Aber individuelle Handlung allein reicht nicht aus. Der Aufwand für das Recycling in Istanbul im Vergleich zu England ist ein Berg von Unterschied — ohne dass der Service zu einem kommt, ist es nicht möglich, Emissionen durch individuelle Anstrengung allein zu reduzieren. Individuelle Maßnahmen ohne Politikänderungen haben keinen Effekt auf die Emissionen. Eine Stimme schlägt das Konzept des „Kapitalozäns" vor: nicht das Anthropozän, sondern eine Ära, die aus dem Kapitalismus entstand. Die Kette, die Benzin mit dem Kolonialismus, den Kolonialismus mit der industriellen Landwirtschaft, die industrielle Landwirtschaft mit der Klimakrise verbindet, liegt genau in diesem Konzept.
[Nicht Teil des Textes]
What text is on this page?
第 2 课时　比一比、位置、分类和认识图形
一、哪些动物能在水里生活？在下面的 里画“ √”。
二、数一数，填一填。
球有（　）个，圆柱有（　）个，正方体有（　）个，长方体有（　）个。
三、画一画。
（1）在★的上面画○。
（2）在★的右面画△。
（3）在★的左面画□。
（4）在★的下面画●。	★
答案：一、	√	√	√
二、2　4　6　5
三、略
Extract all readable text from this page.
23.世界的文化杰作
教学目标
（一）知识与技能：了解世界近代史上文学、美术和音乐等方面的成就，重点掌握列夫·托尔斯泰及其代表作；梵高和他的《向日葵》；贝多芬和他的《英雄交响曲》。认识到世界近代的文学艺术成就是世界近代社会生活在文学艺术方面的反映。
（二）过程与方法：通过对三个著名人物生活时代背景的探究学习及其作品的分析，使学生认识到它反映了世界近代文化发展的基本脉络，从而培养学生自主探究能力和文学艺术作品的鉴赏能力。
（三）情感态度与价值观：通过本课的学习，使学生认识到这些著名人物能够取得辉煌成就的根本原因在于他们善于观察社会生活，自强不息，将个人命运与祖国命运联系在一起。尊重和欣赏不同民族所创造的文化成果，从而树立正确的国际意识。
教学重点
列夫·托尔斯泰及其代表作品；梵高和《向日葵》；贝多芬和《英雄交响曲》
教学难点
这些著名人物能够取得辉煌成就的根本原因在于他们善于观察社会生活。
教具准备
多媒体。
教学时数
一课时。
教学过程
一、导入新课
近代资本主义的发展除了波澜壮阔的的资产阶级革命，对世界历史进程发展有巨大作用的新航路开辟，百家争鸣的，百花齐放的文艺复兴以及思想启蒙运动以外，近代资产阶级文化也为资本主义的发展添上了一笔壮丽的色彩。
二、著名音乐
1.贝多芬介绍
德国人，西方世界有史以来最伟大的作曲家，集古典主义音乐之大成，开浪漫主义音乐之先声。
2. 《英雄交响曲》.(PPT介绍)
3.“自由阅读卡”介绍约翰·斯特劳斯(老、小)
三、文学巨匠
Und ein kleiner, aber erschütternder Moment im Saal: Jemand gesteht, von so vielen Veganern umgeben zu sein, dass er sich jetzt schämt zu sagen, dass er keiner ist. Individuelle Handlung, die sozialen Druck erzeugt — das ist auch ein Transformationsmechanismus, sanft aber effektiv. Mit der Erinnerung an den Widerstand gegen den Goldbergbau in den Kaz-Bergen erweitert sich der Saal: nächste Woche wird in Çanakkale eine Aktion von dreißigtausend Menschen erwartet; das Permit von Alamos Gold läuft am 13.

Oktober ab. Während das Benzin-Treffen sich aus dem Saal zerstreut, weiß jeder, dass der Preis eines Liters Benzin nicht 6 Lira 80 Kuruş beträgt. Aber niemand kann berechnen, wie viel er ist.

Vielleicht ist die Tatsache, dass er unberechenbar ist, der eigentlichste Preis des Benzins.